General characteristics
- Type: Patrol ship, seaplane tender
- Displacement: 600 tons
- Length: 47.78 m (156 ft 9 in)
- Beam: 8.4 m (27 ft 7 in)
- Draught: 2.7 m (8 ft 10 in)
- Propulsion: 1 × 700 ihp (520 kW) Deutz diesel engine
- Speed: 12 knots (22 km/h)
- Complement: 39
- Armament: 1 × 7.5 cm (3.0 in) cannon; 1 × 7.7 mm (0.30 in) machine gun;

= Merel-class patrol ship =

The Merel class was a class of three patrol boats built by the Marine Etablissement in Surabaya for service with the Government Navy.
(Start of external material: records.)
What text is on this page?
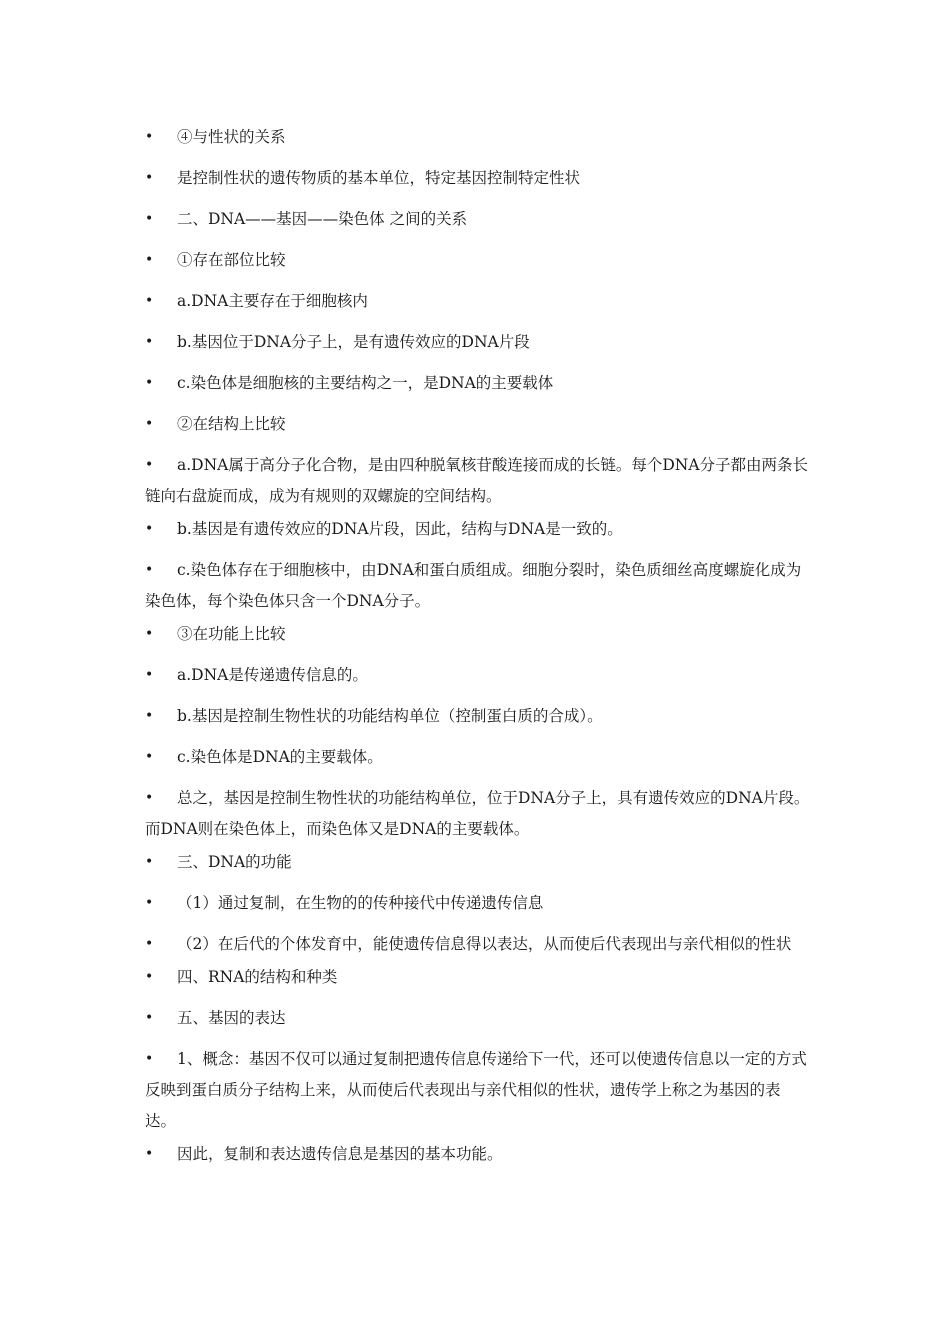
• ④与性状的关系
• 是控制性状的遗传物质的基本单位，特定基因控制特定性状
• 二、DNA——基因——染色体 之间的关系
• ①存在部位比较
• a.DNA主要存在于细胞核内
• b.基因位于DNA分子上，是有遗传效应的DNA片段
• c.染色体是细胞核的主要结构之一，是DNA的主要载体
• ②在结构上比较
• a.DNA属于高分子化合物，是由四种脱氧核苷酸连接而成的长链。每个DNA分子都由两条长链向右盘旋而成，成为有规则的双螺旋的空间结构。
• b.基因是有遗传效应的DNA片段，因此，结构与DNA是一致的。
• c.染色体存在于细胞核中，由DNA和蛋白质组成。细胞分裂时，染色质细丝高度螺旋化成为染色体，每个染色体只含一个DNA分子。
• ③在功能上比较
• a.DNA是传递遗传信息的。
• b.基因是控制生物性状的功能结构单位（控制蛋白质的合成）。
• c.染色体是DNA的主要载体。
• 总之，基因是控制生物性状的功能结构单位，位于DNA分子上，具有遗传效应的DNA片段。而DNA则在染色体上，而染色体又是DNA的主要载体。
• 三、DNA的功能
• （1）通过复制，在生物的的传种接代中传递遗传信息
• （2）在后代的个体发育中，能使遗传信息得以表达，从而使后代表现出与亲代相似的性状
• 四、RNA的结构和种类
• 五、基因的表达
• 1、概念：基因不仅可以通过复制把遗传信息传递给下一代，还可以使遗传信息以一定的方式反映到蛋白质分子结构上来，从而使后代表现出与亲代相似的性状，遗传学上称之为基因的表达。
• 因此，复制和表达遗传信息是基因的基本功能。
The class consisted of HNLMS Merel, HNLMS Reiger and HNLMS Fazant and would soon after entering service be rebuilt into seaplane tenders.

== Construction ==

| Name | Laid Down | Commissioned | Fate |
|---|---|---|---|
| Merel | 1928 | 1930 | Scuttled by own crew 28 February 1942 |
| Reiger | 1930 | 1931 | Accidentally beached while in combat with Japanese ships 28 February 1942 |
| Fazant | 1931 | 1932 | Scuttled by own crew 1 March 1942, raised by Japanese forces 31 July 1944 |

== Service history ==
The Merel class was ordered as a replacement for older Government Navy coal-stoked vessels. Originally constructed as patrol ships, all three ships of the class were converted to seaplane tenders between 1936 and 1938. Upon the outbreak of the Second World War, these ships were militarized and commissioned into the Royal Netherlands Navy. Initially only equipped with a 7.5 cm cannon, they received a 7.7 mm machine gun as air defence weapon upon their militarization. The ships of this class were the last Government Navy patrol ships to be built preceding World War II.

HNLMS Merel was stationed near Singapore upon the outbreak of the Second World War. She was quickly pulled back to serve around west Java. On 28 February 1942 west Java would be closed off by Japanese ships, trapping Merel, forcing her crew to scuttle the ship.

HNLMS Reiger was stationed in the Moluccas upon the outbreak of the war. She was pulled back to join her sister ship Merel and the HNLMS Sirius around west Java. On 28 February 1942 Reiger and Sirius came under attack by Japanese bomber aircraft, damaging Sirius. That same night the ships were rediscovered and ended up in a gunfight with Japanese ships. Attempting to find shelter while continuously returning fire, Reiger accidentally got beached on a reef. Her crew abandoned ship and swam ashore where they were later captured by a Japanese patrol.

HNLMS Fazant was stationed near the Moluccas at the outbreak of hostilities, serving as patrol vessel and seaplane tender. All her aircraft were lost by the end of 1941 prompting her retreat to west Java. After being surrounded by Japanese ships and unable to escape she was scuttled by her own crew on 1 March 1942. The wreck was raised by Japanese forces on 31 July 1944 and recommissioned into Japanese service as Patrol boat 109. The vessel was returned after the war, but never repaired and would be transferred to the Indonesian Navy in 1949.